One of the most valuable portions of this work is the beautiful set of 369 mollusk photographs and the 65 line drawings that go with the text. Miss Andrews is not only a skillful writer but also a professional artist and an accomplished photographer, as the illustrations attest. One of the major problems with identifying Texas coastal sea shells has long been the lack of adequate illustrations. No single text can be used to identify all the shallow-water shells of Texas. The systematic portion of this book, however, does bring together all the information on coastal species, so that most amateur shell collectors will be able to identify their finds.

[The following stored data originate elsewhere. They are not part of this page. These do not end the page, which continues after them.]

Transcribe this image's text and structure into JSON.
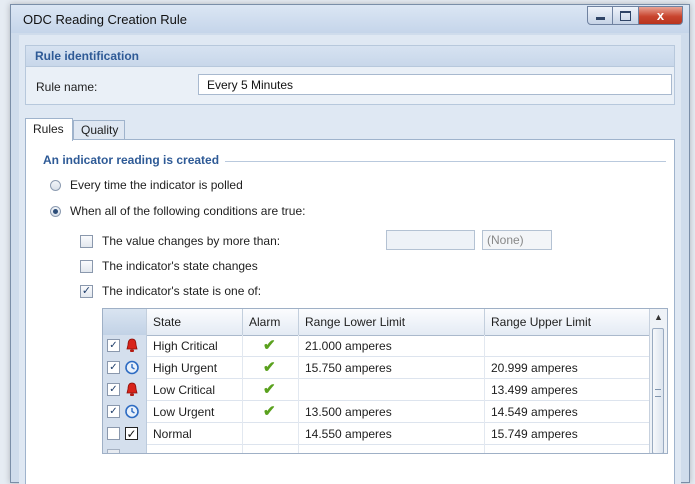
{
  "window": {
    "title": "ODC Reading Creation Rule",
    "close_label": "x"
  },
  "identification": {
    "header": "Rule identification",
    "rule_name_label": "Rule name:",
    "rule_name_value": "Every 5 Minutes"
  },
  "tabs": [
    {
      "label": "Rules",
      "active": true
    },
    {
      "label": "Quality",
      "active": false
    }
  ],
  "rules": {
    "section_title": "An indicator reading is created",
    "radio_every_poll": "Every time the indicator is polled",
    "radio_conditions": "When all of the following conditions are true:",
    "cond_value_changes": "The value changes by more than:",
    "cond_value_unit": "(None)",
    "cond_state_changes": "The indicator's state changes",
    "cond_state_is_one_of": "The indicator's state is one of:"
  },
  "grid": {
    "headers": [
      "State",
      "Alarm",
      "Range Lower Limit",
      "Range Upper Limit"
    ],
    "rows": [
      {
        "checked": true,
        "icon": "red-bell-icon",
        "state": "High Critical",
        "alarm": true,
        "lower": "21.000 amperes",
        "upper": ""
      },
      {
        "checked": true,
        "icon": "blue-clock-icon",
        "state": "High Urgent",
        "alarm": true,
        "lower": "15.750 amperes",
        "upper": "20.999 amperes"
      },
      {
        "checked": true,
        "icon": "red-bell-icon",
        "state": "Low Critical",
        "alarm": true,
        "lower": "",
        "upper": "13.499 amperes"
      },
      {
        "checked": true,
        "icon": "blue-clock-icon",
        "state": "Low Urgent",
        "alarm": true,
        "lower": "13.500 amperes",
        "upper": "14.549 amperes"
      },
      {
        "checked": false,
        "icon": "black-check-icon",
        "state": "Normal",
        "alarm": false,
        "lower": "14.550 amperes",
        "upper": "15.749 amperes"
      },
      {
        "checked": false,
        "icon": "",
        "state": "",
        "alarm": false,
        "lower": "",
        "upper": ""
      },
      {
        "checked": false,
        "icon": "",
        "state": "",
        "alarm": false,
        "lower": "",
        "upper": ""
      }
    ],
    "alarm_glyph": "✔",
    "check_glyph": "✓"
  }
}
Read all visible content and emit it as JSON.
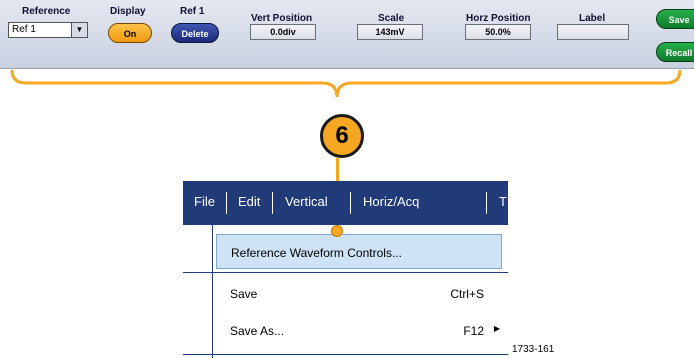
{
  "control_bar": {
    "reference": {
      "label": "Reference",
      "value": "Ref 1"
    },
    "display": {
      "label": "Display",
      "button": "On"
    },
    "ref1": {
      "label": "Ref 1",
      "button": "Delete"
    },
    "vert_position": {
      "label": "Vert Position",
      "value": "0.0div"
    },
    "scale": {
      "label": "Scale",
      "value": "143mV"
    },
    "horz_position": {
      "label": "Horz Position",
      "value": "50.0%"
    },
    "label_field": {
      "label": "Label",
      "value": ""
    },
    "save_button": "Save",
    "recall_button": "Recall"
  },
  "callout": {
    "number": "6"
  },
  "menubar": {
    "items": [
      "File",
      "Edit",
      "Vertical",
      "Horiz/Acq",
      "T"
    ]
  },
  "menu": {
    "items": [
      {
        "label": "Reference Waveform Controls...",
        "shortcut": ""
      },
      {
        "label": "Save",
        "shortcut": "Ctrl+S"
      },
      {
        "label": "Save As...",
        "shortcut": "F12"
      }
    ]
  },
  "figure_id": "1733-161",
  "colors": {
    "menubar": "#213a78",
    "callout": "#f6a823",
    "highlight": "#cfe3f6"
  }
}
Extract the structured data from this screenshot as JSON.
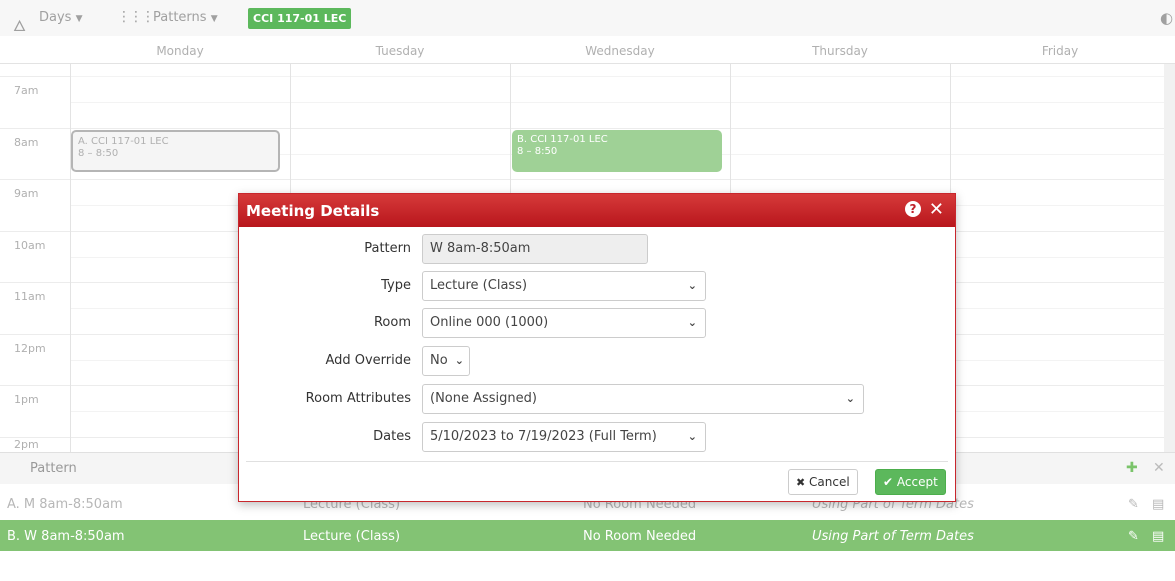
{
  "toolbar": {
    "days_label": "Days",
    "patterns_label": "Patterns",
    "course_badge": "CCI 117-01 LEC",
    "icons": [
      "fire-icon",
      "grid-icon",
      "chevron-down-icon",
      "refresh-icon"
    ]
  },
  "days": [
    "Monday",
    "Tuesday",
    "Wednesday",
    "Thursday",
    "Friday"
  ],
  "times": [
    "7am",
    "8am",
    "9am",
    "10am",
    "11am",
    "12pm",
    "1pm",
    "2pm"
  ],
  "events": {
    "a": {
      "title": "A. CCI 117-01 LEC",
      "time": "8 – 8:50"
    },
    "b": {
      "title": "B. CCI 117-01 LEC",
      "time": "8 – 8:50"
    }
  },
  "modal": {
    "title": "Meeting Details",
    "fields": {
      "pattern": {
        "label": "Pattern",
        "value": "W 8am-8:50am"
      },
      "type": {
        "label": "Type",
        "value": "Lecture (Class)"
      },
      "room": {
        "label": "Room",
        "value": "Online 000 (1000)"
      },
      "override": {
        "label": "Add Override",
        "value": "No"
      },
      "attributes": {
        "label": "Room Attributes",
        "value": "(None Assigned)"
      },
      "dates": {
        "label": "Dates",
        "value": "5/10/2023 to 7/19/2023 (Full Term)"
      }
    },
    "cancel_label": "Cancel",
    "accept_label": "Accept"
  },
  "pattern_table": {
    "header": "Pattern",
    "rows": [
      {
        "pattern": "A. M 8am-8:50am",
        "type": "Lecture (Class)",
        "room": "No Room Needed",
        "dates": "Using Part of Term Dates"
      },
      {
        "pattern": "B. W 8am-8:50am",
        "type": "Lecture (Class)",
        "room": "No Room Needed",
        "dates": "Using Part of Term Dates"
      }
    ]
  },
  "colors": {
    "accent_green": "#5cb85c",
    "selected_row": "#83c374",
    "modal_header_red": "#c0202a"
  }
}
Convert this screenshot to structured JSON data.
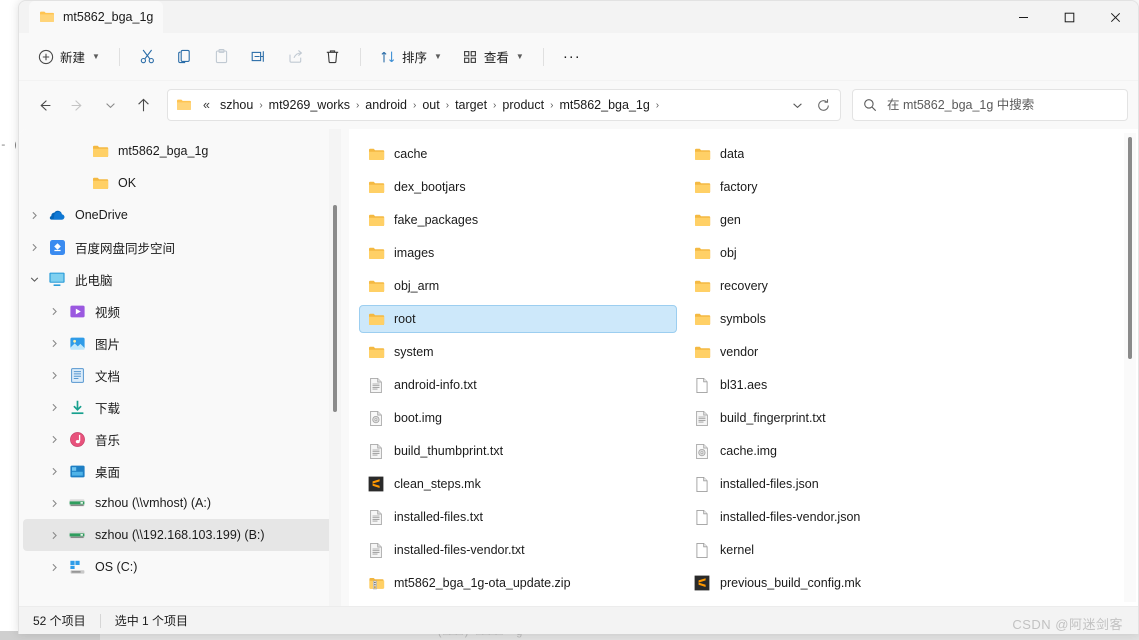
{
  "window": {
    "tab_title": "mt5862_bga_1g",
    "controls": {
      "minimize": "—",
      "maximize": "☐",
      "close": "✕"
    }
  },
  "toolbar": {
    "new_label": "新建",
    "cut_label": "剪切",
    "copy_label": "复制",
    "paste_label": "粘贴",
    "rename_label": "重命名",
    "share_label": "共享",
    "delete_label": "删除",
    "sort_label": "排序",
    "view_label": "查看",
    "more_label": "···"
  },
  "address": {
    "back": "←",
    "forward": "→",
    "recent_chevron": "⌄",
    "up": "↑",
    "overflow": "«",
    "crumbs": [
      "szhou",
      "mt9269_works",
      "android",
      "out",
      "target",
      "product",
      "mt5862_bga_1g"
    ],
    "separator": "›",
    "dropdown_chevron": "⌄",
    "refresh": "↻"
  },
  "search": {
    "placeholder": "在 mt5862_bga_1g 中搜索",
    "value": ""
  },
  "navpane": {
    "items": [
      {
        "label": "mt5862_bga_1g",
        "icon": "folder-icon",
        "indent": 2,
        "chevron": "",
        "selected": false
      },
      {
        "label": "OK",
        "icon": "folder-icon",
        "indent": 2,
        "chevron": "",
        "selected": false
      },
      {
        "label": "OneDrive",
        "icon": "onedrive-icon",
        "indent": 0,
        "chevron": "›",
        "selected": false
      },
      {
        "label": "百度网盘同步空间",
        "icon": "baidu-netdisk-icon",
        "indent": 0,
        "chevron": "›",
        "selected": false
      },
      {
        "label": "此电脑",
        "icon": "this-pc-icon",
        "indent": 0,
        "chevron": "⌄",
        "selected": false
      },
      {
        "label": "视频",
        "icon": "videos-icon",
        "indent": 1,
        "chevron": "›",
        "selected": false
      },
      {
        "label": "图片",
        "icon": "pictures-icon",
        "indent": 1,
        "chevron": "›",
        "selected": false
      },
      {
        "label": "文档",
        "icon": "documents-icon",
        "indent": 1,
        "chevron": "›",
        "selected": false
      },
      {
        "label": "下载",
        "icon": "downloads-icon",
        "indent": 1,
        "chevron": "›",
        "selected": false
      },
      {
        "label": "音乐",
        "icon": "music-icon",
        "indent": 1,
        "chevron": "›",
        "selected": false
      },
      {
        "label": "桌面",
        "icon": "desktop-icon",
        "indent": 1,
        "chevron": "›",
        "selected": false
      },
      {
        "label": "szhou (\\\\vmhost) (A:)",
        "icon": "network-drive-icon",
        "indent": 1,
        "chevron": "›",
        "selected": false
      },
      {
        "label": "szhou (\\\\192.168.103.199) (B:)",
        "icon": "network-drive-icon",
        "indent": 1,
        "chevron": "›",
        "selected": true
      },
      {
        "label": "OS (C:)",
        "icon": "local-disk-icon",
        "indent": 1,
        "chevron": "›",
        "selected": false
      }
    ]
  },
  "files": {
    "column1": [
      {
        "name": "cache",
        "type": "folder",
        "selected": false
      },
      {
        "name": "dex_bootjars",
        "type": "folder",
        "selected": false
      },
      {
        "name": "fake_packages",
        "type": "folder",
        "selected": false
      },
      {
        "name": "images",
        "type": "folder",
        "selected": false
      },
      {
        "name": "obj_arm",
        "type": "folder",
        "selected": false
      },
      {
        "name": "root",
        "type": "folder",
        "selected": true
      },
      {
        "name": "system",
        "type": "folder",
        "selected": false
      },
      {
        "name": "android-info.txt",
        "type": "text",
        "selected": false
      },
      {
        "name": "boot.img",
        "type": "disc-image",
        "selected": false
      },
      {
        "name": "build_thumbprint.txt",
        "type": "text",
        "selected": false
      },
      {
        "name": "clean_steps.mk",
        "type": "sublime",
        "selected": false
      },
      {
        "name": "installed-files.txt",
        "type": "text",
        "selected": false
      },
      {
        "name": "installed-files-vendor.txt",
        "type": "text",
        "selected": false
      },
      {
        "name": "mt5862_bga_1g-ota_update.zip",
        "type": "zip",
        "selected": false
      }
    ],
    "column2": [
      {
        "name": "data",
        "type": "folder",
        "selected": false
      },
      {
        "name": "factory",
        "type": "folder",
        "selected": false
      },
      {
        "name": "gen",
        "type": "folder",
        "selected": false
      },
      {
        "name": "obj",
        "type": "folder",
        "selected": false
      },
      {
        "name": "recovery",
        "type": "folder",
        "selected": false
      },
      {
        "name": "symbols",
        "type": "folder",
        "selected": false
      },
      {
        "name": "vendor",
        "type": "folder",
        "selected": false
      },
      {
        "name": "bl31.aes",
        "type": "blank",
        "selected": false
      },
      {
        "name": "build_fingerprint.txt",
        "type": "text",
        "selected": false
      },
      {
        "name": "cache.img",
        "type": "disc-image",
        "selected": false
      },
      {
        "name": "installed-files.json",
        "type": "blank",
        "selected": false
      },
      {
        "name": "installed-files-vendor.json",
        "type": "blank",
        "selected": false
      },
      {
        "name": "kernel",
        "type": "blank",
        "selected": false
      },
      {
        "name": "previous_build_config.mk",
        "type": "sublime",
        "selected": false
      }
    ]
  },
  "statusbar": {
    "item_count": "52 个项目",
    "selection": "选中 1 个项目"
  },
  "watermark": {
    "text": "CSDN @阿迷剑客"
  },
  "background": {
    "left_fragments": "- (\n/c\n\n)/\n",
    "bottom_text": "+(□□□)  □□□□ *g"
  },
  "colors": {
    "accent": "#0078d4",
    "selection": "#cde8fa",
    "folder": "#ffc94d",
    "window_bg": "#f9f9f9"
  }
}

Perhaps the greatest surprise to the reader of this book will be the tremendous range of subject matter relating to the Texas coast. Where else can one find a recipe for Coquina Chiwder and a scientific analysis of tides, or how to clean and carry home dead sea shells and the detailed history of barrier-island settlement, in the same book? The many subjects covered here-from beachcombing to classifying shells-are held together by a common thread-the author's great love for the barrier islands of the western Gulf of Mexico.
Although not educated primarily as a biologist, Miss Andrews has devoted much of her postgraduate study to science. What counted in the compilation of material and ideas in this book was not, however, Miss Andrew's courses in biology, but her strong determination to find out about things not normally taught in formal courses and to get the necessary "words of wisdom" directly from authoritative sources. She has consulted the experts and utilized her information in a systematic way. Miss Andrews is a resident of Corpus Christi, where she teaches at W. B Ray High School.